Why You SHOULDN’T Buy a Heat Rock for Your Reptile

Why You SHOULDN’T Buy a Heat Rock for Your Reptile

You’ve probably heard it screamed all over the reptile forums: “DON’T BUY HEAT ROCKS!” But this can be confusing for new reptile owners — after all, if heat rocks are so bad, why would they be manufactured by major brands and recommended by pet store employees?

Could it be that an unfair bias has formed against heat rocks over the years? Are overcautious reptile owners exaggerating the risks of an otherwise legitimate way to help your reptile stay warm?
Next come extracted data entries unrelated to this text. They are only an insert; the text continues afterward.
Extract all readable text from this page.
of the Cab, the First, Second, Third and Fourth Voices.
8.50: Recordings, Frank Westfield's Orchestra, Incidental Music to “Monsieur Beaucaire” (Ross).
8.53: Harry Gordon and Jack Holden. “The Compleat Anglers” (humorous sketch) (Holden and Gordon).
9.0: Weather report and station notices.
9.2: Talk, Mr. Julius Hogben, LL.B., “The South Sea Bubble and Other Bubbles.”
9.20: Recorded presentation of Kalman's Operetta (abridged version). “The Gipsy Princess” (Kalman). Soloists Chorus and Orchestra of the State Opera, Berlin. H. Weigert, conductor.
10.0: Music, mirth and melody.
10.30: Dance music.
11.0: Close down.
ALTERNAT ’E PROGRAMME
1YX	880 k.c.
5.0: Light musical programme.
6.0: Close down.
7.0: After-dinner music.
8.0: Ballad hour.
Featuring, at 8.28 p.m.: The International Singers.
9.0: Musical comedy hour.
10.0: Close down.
After all, reptiles sit on warm rocks all the time in the wild, so how could an electric heat rock be a problem in your reptile’s enclosure?

It turns out that heat rocks are exactly as dangerous as everyone claims, and today we’re going to help you understand why.

First, how do reptiles thermoregulate?

Reptiles are often referred to as “cold-blooded” or “ectothermic,” but to be more specific, reptiles are poikilotherms. This means that they are capable of controlling their body temperature, but instead of using internal means to do so like birds and mammals, they strategically split their time between warm and cool areas to maintain their desired body temperature. The “ideal” reptile body temperature varies widely, depending on species, current metabolic needs, and health status. For example, a bearded dragon prefers a higher basking temperature than a veiled chameleon, and a corn snake that is digesting a meal is likely to keep itself warmer than one with an empty stomach.

In the wild, reptiles get their heat from one source: the sun. Whether they’re basking in a patch of sunlight during the day, or they’re stretched out on a patch of asphalt after sundown, they are ultimately directly or indirectly dependent on the sun for the warmth that they need to “charge” their internal “battery.”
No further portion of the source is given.